I am confused on a part of the proof of Theorem 4.3 from Stein and Shakarchi's Real Analysis:
Theorem 4.3 Suppose $f$ is measurable on $\mathbb{R}^d$. Then there exists a sequence of step functions $\{\psi_k\}_{k=1}^{\infty}$ that converges pointwise to $f(x)$ for almost every $x$.

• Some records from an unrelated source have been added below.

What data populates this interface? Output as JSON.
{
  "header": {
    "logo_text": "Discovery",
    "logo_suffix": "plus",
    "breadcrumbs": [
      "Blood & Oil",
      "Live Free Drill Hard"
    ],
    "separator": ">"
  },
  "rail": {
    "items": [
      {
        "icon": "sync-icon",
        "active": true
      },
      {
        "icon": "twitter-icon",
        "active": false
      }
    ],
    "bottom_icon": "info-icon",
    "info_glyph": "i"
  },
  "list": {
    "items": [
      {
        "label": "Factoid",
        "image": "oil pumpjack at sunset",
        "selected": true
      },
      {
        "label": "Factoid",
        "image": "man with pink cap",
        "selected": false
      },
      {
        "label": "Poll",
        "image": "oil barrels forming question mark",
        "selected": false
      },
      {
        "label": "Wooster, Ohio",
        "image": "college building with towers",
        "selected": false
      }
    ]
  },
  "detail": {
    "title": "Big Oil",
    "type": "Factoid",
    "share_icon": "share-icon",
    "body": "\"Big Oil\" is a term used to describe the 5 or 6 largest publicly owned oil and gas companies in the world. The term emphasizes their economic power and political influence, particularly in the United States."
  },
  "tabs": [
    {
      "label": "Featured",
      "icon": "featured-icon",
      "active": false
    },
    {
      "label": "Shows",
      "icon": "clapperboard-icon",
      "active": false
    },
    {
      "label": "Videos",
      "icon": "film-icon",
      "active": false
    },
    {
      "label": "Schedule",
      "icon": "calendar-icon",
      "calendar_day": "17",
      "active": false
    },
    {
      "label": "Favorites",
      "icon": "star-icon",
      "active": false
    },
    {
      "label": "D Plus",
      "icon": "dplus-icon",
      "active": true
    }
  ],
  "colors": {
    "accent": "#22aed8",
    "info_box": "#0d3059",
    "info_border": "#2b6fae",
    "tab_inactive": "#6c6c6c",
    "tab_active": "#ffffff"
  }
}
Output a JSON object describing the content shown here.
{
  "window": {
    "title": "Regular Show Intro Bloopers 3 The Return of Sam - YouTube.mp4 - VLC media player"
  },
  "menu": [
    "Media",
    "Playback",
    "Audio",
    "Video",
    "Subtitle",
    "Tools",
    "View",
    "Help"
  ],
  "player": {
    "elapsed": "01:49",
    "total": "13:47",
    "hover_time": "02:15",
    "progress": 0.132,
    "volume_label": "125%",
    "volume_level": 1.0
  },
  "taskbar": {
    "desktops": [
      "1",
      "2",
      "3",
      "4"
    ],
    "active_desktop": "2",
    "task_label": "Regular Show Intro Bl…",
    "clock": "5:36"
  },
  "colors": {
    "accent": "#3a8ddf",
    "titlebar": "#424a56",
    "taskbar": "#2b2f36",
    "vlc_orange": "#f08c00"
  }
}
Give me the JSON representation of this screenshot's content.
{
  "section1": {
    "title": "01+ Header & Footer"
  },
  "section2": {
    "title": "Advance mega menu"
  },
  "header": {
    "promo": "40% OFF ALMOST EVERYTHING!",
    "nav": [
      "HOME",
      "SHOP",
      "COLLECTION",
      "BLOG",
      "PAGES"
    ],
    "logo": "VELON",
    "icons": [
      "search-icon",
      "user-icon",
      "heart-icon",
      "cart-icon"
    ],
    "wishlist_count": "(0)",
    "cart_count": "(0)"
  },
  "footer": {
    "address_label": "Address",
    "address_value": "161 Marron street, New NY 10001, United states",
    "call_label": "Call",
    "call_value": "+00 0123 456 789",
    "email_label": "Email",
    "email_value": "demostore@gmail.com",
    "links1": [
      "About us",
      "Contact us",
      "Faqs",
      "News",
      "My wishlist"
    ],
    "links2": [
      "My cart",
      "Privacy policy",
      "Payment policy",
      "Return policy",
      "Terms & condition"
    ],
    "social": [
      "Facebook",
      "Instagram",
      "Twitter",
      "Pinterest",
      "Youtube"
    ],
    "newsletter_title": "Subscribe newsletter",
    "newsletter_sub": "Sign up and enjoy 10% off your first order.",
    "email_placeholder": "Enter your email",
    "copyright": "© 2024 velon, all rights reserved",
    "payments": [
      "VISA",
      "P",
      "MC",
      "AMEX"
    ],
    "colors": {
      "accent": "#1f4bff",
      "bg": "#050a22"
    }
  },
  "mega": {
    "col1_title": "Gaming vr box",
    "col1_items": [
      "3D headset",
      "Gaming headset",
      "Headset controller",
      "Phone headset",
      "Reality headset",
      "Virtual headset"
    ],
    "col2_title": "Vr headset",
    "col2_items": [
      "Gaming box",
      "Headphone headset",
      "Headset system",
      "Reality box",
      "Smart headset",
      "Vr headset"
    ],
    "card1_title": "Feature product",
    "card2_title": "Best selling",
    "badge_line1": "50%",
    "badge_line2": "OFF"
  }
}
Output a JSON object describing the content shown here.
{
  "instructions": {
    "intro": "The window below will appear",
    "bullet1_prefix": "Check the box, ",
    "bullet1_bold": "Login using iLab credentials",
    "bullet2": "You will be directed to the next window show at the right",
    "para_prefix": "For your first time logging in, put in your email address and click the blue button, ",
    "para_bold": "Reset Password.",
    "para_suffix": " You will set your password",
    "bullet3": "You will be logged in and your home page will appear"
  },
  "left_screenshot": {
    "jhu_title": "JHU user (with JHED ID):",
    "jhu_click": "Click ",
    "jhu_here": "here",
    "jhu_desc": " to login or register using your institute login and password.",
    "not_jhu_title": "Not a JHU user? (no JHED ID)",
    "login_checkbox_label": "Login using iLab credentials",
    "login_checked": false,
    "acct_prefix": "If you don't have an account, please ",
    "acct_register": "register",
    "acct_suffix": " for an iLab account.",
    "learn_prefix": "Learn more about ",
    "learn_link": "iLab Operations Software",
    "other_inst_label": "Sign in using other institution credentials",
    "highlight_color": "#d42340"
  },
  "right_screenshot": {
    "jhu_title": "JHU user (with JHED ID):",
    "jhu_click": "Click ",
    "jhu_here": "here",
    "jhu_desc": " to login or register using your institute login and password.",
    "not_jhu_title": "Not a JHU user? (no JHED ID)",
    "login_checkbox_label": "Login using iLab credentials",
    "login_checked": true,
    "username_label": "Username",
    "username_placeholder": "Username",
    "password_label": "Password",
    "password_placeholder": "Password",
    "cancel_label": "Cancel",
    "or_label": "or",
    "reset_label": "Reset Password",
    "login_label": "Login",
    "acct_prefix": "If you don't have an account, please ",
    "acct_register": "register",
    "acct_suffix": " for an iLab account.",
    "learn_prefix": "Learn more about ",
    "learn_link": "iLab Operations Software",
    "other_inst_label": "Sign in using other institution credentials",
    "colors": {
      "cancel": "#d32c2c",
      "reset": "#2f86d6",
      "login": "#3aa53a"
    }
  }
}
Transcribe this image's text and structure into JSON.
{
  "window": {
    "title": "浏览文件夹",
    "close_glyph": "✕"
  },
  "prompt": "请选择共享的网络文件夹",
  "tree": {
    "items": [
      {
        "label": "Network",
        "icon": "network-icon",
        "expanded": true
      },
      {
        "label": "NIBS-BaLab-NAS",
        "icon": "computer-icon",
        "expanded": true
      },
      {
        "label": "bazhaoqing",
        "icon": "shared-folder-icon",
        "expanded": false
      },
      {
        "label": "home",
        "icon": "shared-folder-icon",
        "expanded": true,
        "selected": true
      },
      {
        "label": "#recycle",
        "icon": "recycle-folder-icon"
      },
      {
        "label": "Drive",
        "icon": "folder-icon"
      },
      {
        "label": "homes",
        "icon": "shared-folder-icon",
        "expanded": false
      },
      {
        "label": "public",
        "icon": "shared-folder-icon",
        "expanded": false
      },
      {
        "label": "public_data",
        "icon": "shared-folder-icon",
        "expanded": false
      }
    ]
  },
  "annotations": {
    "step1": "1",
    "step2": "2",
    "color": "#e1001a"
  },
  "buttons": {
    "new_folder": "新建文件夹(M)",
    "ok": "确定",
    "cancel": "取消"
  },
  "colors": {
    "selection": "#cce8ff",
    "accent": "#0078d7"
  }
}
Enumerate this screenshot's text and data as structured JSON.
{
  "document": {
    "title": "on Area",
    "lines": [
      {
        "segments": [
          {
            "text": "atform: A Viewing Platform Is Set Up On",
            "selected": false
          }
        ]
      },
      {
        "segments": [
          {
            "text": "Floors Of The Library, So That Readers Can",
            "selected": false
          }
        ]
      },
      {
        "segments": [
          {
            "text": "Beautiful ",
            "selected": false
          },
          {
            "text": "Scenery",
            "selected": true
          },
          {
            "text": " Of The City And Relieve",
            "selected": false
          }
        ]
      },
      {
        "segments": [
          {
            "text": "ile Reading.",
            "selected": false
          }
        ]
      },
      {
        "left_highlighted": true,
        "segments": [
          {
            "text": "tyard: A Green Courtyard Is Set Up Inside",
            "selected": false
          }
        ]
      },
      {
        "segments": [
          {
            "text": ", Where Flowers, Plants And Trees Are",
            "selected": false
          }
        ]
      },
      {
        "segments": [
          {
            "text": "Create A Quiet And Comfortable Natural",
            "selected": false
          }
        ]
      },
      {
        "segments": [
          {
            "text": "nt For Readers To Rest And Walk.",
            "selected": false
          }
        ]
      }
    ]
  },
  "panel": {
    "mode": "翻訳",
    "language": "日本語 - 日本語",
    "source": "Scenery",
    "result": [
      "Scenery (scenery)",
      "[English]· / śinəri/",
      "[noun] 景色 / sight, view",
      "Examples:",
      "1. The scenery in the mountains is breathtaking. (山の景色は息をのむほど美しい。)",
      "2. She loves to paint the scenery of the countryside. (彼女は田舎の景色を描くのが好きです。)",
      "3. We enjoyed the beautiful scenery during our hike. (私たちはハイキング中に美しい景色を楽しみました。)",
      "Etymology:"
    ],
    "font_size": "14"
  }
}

Proof: By the previous theorem, there are simple functions $\{\varphi_k\}$ so that $\lim_{k \to \infty} \varphi_k(x) = f(x)$ for all $x$. To approximate each $\varphi_k$ by a step function, we recall part (iv) of Theorem 3.4, which states that if $E$ is a measurable set of finite measure, then for every $\epsilon > 0$ there exist cubes $Q_1,\ldots,Q_N$ such that $m(E \triangle \bigcup_{j=1}^{N} Q_j) \leq \epsilon.$ By considering the grid formed by extending the sides of these cubes, we see that there exist almost disjoint rectangles $\tilde{R}_1,\ldots,\tilde{R}_M$ such that $\bigcup_{j=1}^{N} Q_j = \bigcup_{j=1}^{M} \tilde{R}_j.$ By taking closed rectangles $R_j$ contained in $\tilde{R}_j$ and slightly smaller in size, we find a collection of disjoint closed rectangles that satisfy $m(E \triangle \bigcup_{j=1}^{M} R_j) \leq 2 \epsilon$. It follows from this observation and the definition of a simple function that for each $k$, there exists a step function $\psi_k$ and a measurable set $F_k$ so that $m(F_k) < 2^{-k}$ and $\varphi_k(x) = \psi_k(x)$ for all $x \notin F_k$.
If we define $F = \bigcap_{\ell = 1}^{\infty} \bigcup_{k > \ell}^{\infty} F_k$, then $m(F) = 0$, because $m(\bigcup_{k > \ell}^{\infty} F_k) \leq \sum_{k \geq \ell} m(F_k) \leq 2^{-\ell}$. For $x \notin F$, there exists $k_0$ so that $x \in \bigcap_{k > k_0} F_k^c$, so for all $k > k_0$ one has $$|f(x) - \psi_k(x)| \leq |f(x) - \varphi_k(x)| + |\varphi_k(x) - \psi_k(x)| = |f(x) - \varphi_k(x)|,$$ and since $\lim_{k \to \infty} \varphi_k(x) = f(x)$ we conclude that $\lim_{k \to \infty} \psi_k(x) = f(x)$ for all $x \notin F$, as desired. $\quad \square$
My confusion: I don't understand the point of constructing a finite union of almost disjoint rectangles from the finite union of cubes. Why is this step necessary? Does it not suffice to just consider the collection of (not necessarily disjoint) cubes?
For completeness, here are the book's definitions of step functions and simple functions:
A step function is a function of the form $$f = \sum_{k = 1}^{N} a_k \chi_{R_k},$$
where $a_1,\ldots,a_N$ are constants (real numbers) and $R_1,\ldots,R_N$ are rectangles (in $\mathbb{R}^d$).
A simple function is a function of the form $$f = \sum_{k=1}^{N} a_k \chi_{E_k}$$ where $a_1,\ldots,a_N$ are constants and $E_1,\ldots,E_N$ are measurable sets with finite measure.
To approximate each $\varphi_k$ with step functions, note that it suffices to approximate $f = \chi_E$, the characteristic function of some set $E$. If the $R_j$ were not disjoint, then $$ f(x) = \sum_{j=1}^M \chi_{R_j}(x) $$ will evaluate to a value more than $1$ for a point in the intersection of two cubes for instance, and this is a poor approximation to $\chi_E$ which takes values only in $\{0,1\}$. The point is that at most one of the $\chi_{R_j}(x)$ in the sum should register the value $1$.